If you want to get more of a feel for the game, Jayne points out that pissed-off Pearl, “looks a right bitch.”
She also highlighted this adorable baby llama.
And these rude rock formations.
“And to balance the cute llama there is a creepy AF clown.”
In no way exposing our slow speed in publishing these things, Jayne got back to us three months later to inform us there’d been another cricket bat, “and I think it was called that.”
Is that a baby llama? Or is it a fully-grown alpaca?
Whatever it is, there won’t be any more of them because it’s been spade.
I guess that’s you “calling a spade a spayed”, KC, as usual.
What did I just read?
That’s what I thought. I’ve no idea what’s going on and glad of the fact.
That looks like the shittest (and possibly the most creepy) video game I’ve ever seen.

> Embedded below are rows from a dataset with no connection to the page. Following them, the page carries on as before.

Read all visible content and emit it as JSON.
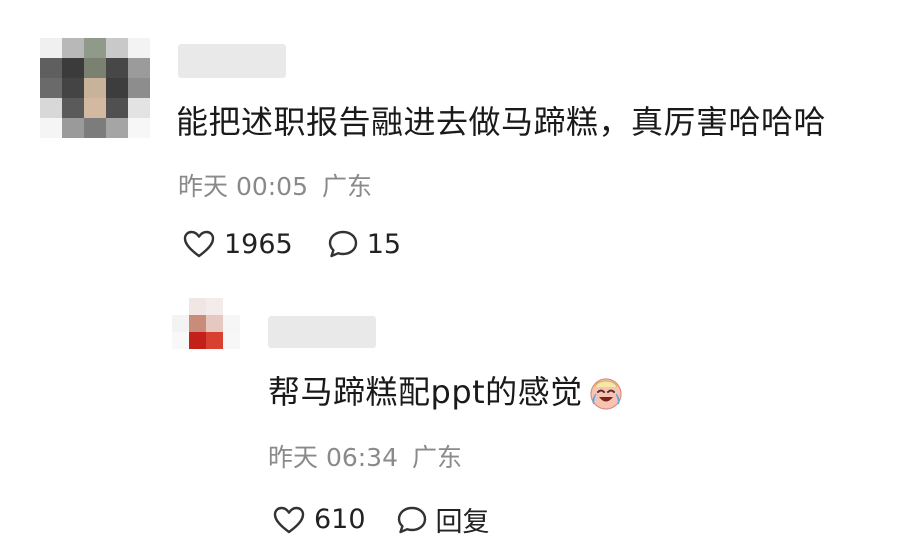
{
  "comment": {
    "text": "能把述职报告融进去做马蹄糕，真厉害哈哈哈",
    "time": "昨天 00:05",
    "location": "广东",
    "like_count": "1965",
    "reply_count": "15"
  },
  "reply": {
    "text": "帮马蹄糕配ppt的感觉",
    "emoji": "crying-laughing-emoji",
    "time": "昨天 06:34",
    "location": "广东",
    "like_count": "610",
    "reply_label": "回复"
  },
  "colors": {
    "text": "#1a1a1a",
    "meta": "#8a8a8a",
    "name_blur": "#e9e9e9"
  },
  "icons": {
    "like": "heart-outline-icon",
    "comment": "speech-bubble-icon"
  }
}
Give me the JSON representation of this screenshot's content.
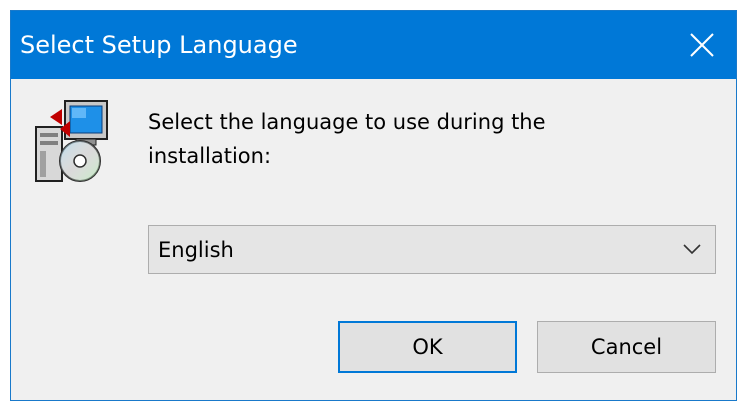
{
  "window": {
    "title": "Select Setup Language",
    "close_icon": "close-icon",
    "accent_color": "#0078d7"
  },
  "body": {
    "icon": "setup-installer-icon",
    "prompt": "Select the language to use during the installation:"
  },
  "language_select": {
    "selected": "English",
    "icon": "chevron-down-icon"
  },
  "buttons": {
    "ok_label": "OK",
    "cancel_label": "Cancel"
  }
}
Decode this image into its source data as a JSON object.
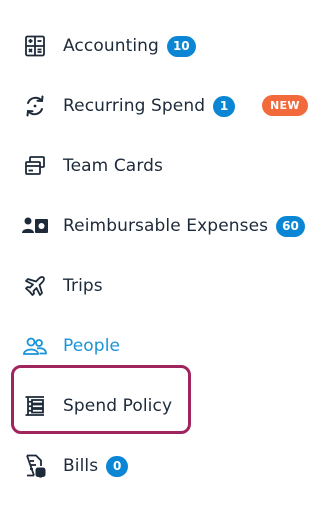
{
  "nav": {
    "items": [
      {
        "label": "Accounting",
        "badge": "10",
        "icon": "calculator-icon"
      },
      {
        "label": "Recurring Spend",
        "badge": "1",
        "tag": "NEW",
        "icon": "recurring-icon"
      },
      {
        "label": "Team Cards",
        "icon": "cards-icon"
      },
      {
        "label": "Reimbursable Expenses",
        "badge": "60",
        "icon": "reimbursement-icon"
      },
      {
        "label": "Trips",
        "icon": "plane-icon"
      },
      {
        "label": "People",
        "icon": "people-icon",
        "active": true
      },
      {
        "label": "Spend Policy",
        "icon": "policy-icon",
        "highlighted": true
      },
      {
        "label": "Bills",
        "badge": "0",
        "icon": "bill-icon"
      }
    ]
  },
  "colors": {
    "text": "#1d2a3a",
    "active": "#1a94d8",
    "badge": "#0b86d4",
    "new_tag": "#f26a3c",
    "highlight_border": "#a0245e"
  }
}
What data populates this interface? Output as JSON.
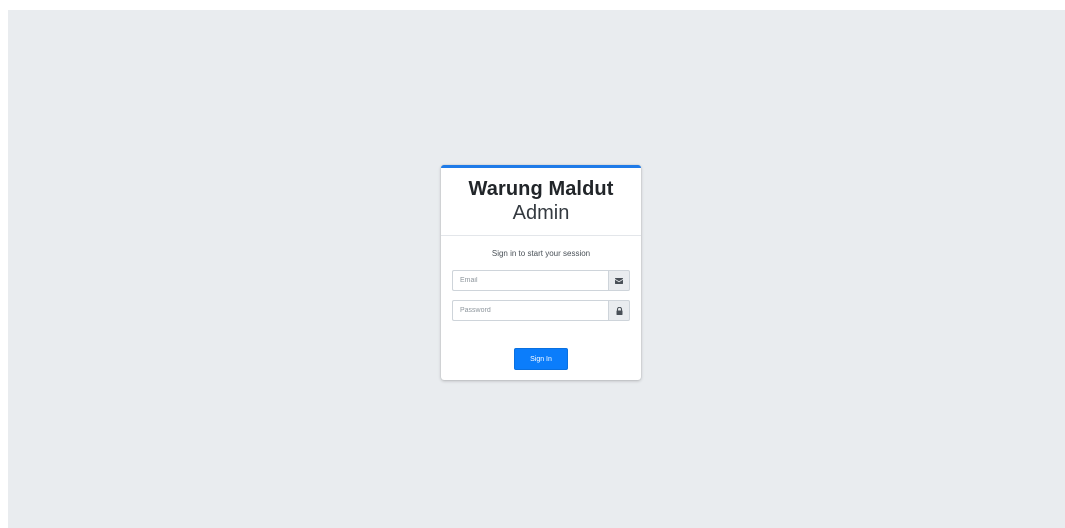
{
  "brand": {
    "title": "Warung Maldut",
    "subtitle": "Admin"
  },
  "login": {
    "message": "Sign in to start your session",
    "email": {
      "placeholder": "Email",
      "value": "",
      "icon": "envelope-icon"
    },
    "password": {
      "placeholder": "Password",
      "value": "",
      "icon": "lock-icon"
    },
    "submit_label": "Sign In"
  },
  "colors": {
    "page_background": "#e9ecef",
    "card_accent": "#1f7be8",
    "button_primary": "#0b7dfb",
    "addon_background": "#e9ecef"
  }
}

East Enders for the ZX Spectrum, 1987.
https://www.youtube.com/watch?v=ZnPMCKsk4q8
One of the most disturbing things I have found on the internet – though perhaps I haven’t been looking in all the right/wrong places – is someone giving a positive video review to EastEnders The Arcade Game. It made me feel genuine concern for the reviewer’s wellbeing. Though if they find this pleasantly enjoyable, maybe they find everything else in life ABSOLUTELY AMAZING and are having a whale of a time? On the bright side this review does let you know how the game is intended to be played, the ostensible relationship between “gameplay” events and the plot of the BBC soap, and the identity of the disproportionately drawn baby you kill by neglect during the game. (If you can’t kill a baby during Pearl’s Peril, and the pram icon does not turn red to signify your utter failure as a human being, I refuse to accept it’s as creepy as EastEnders The Arcade Game.)
https://www.youtube.com/watch?v=Ymf8dV0VuIM
More than wanting to know the etymology of the word “fungo,” I want to know why the Real Man Growth Challenge advertisement I saw while reading this article has “steal like an artist” as point #18. Poverty makes you an efficient thief, maybe, and this can be useful in the corporate world? The self help world used to be easier to navigate: just read The Road Less Traveled by M. Scott Peck, or attend an ayahuasca ceremony.
The Australian band Silverchair have a fanclub called The Llama Appreciation Society, I believe.
Not saying the events of the Willis are karma or anything, but Lancs CCC’s decision to diddle cancelled fifth-test ticket-holders out of the £3 postage fee for tickets that we had to print at home anyway from our (as yet unpaid) refunds sticks in the craw somewhat. That’s a pint of mild or at least three barm cakes in today’s money!
I’ve been playing this Android game called “Murder in the Alps”, which is set in a small town in Italy in the 1930s that seems a bit like an Italian version of Midsomer. And you have to find hidden objects as well. Most of them are things you would actually find in Italy in the 1930s, but there is the occasional cricket bat or baseball. I always wonder how they got there, but there never is a story.
What you do in your own time is your own business, Fried.
Pearl’s Peril (which I’ve completed but still occasionally play in Dutch) is allegedly set in 1929, but there have been turbofan jet engines & and an implausible Austin, Texas skyline.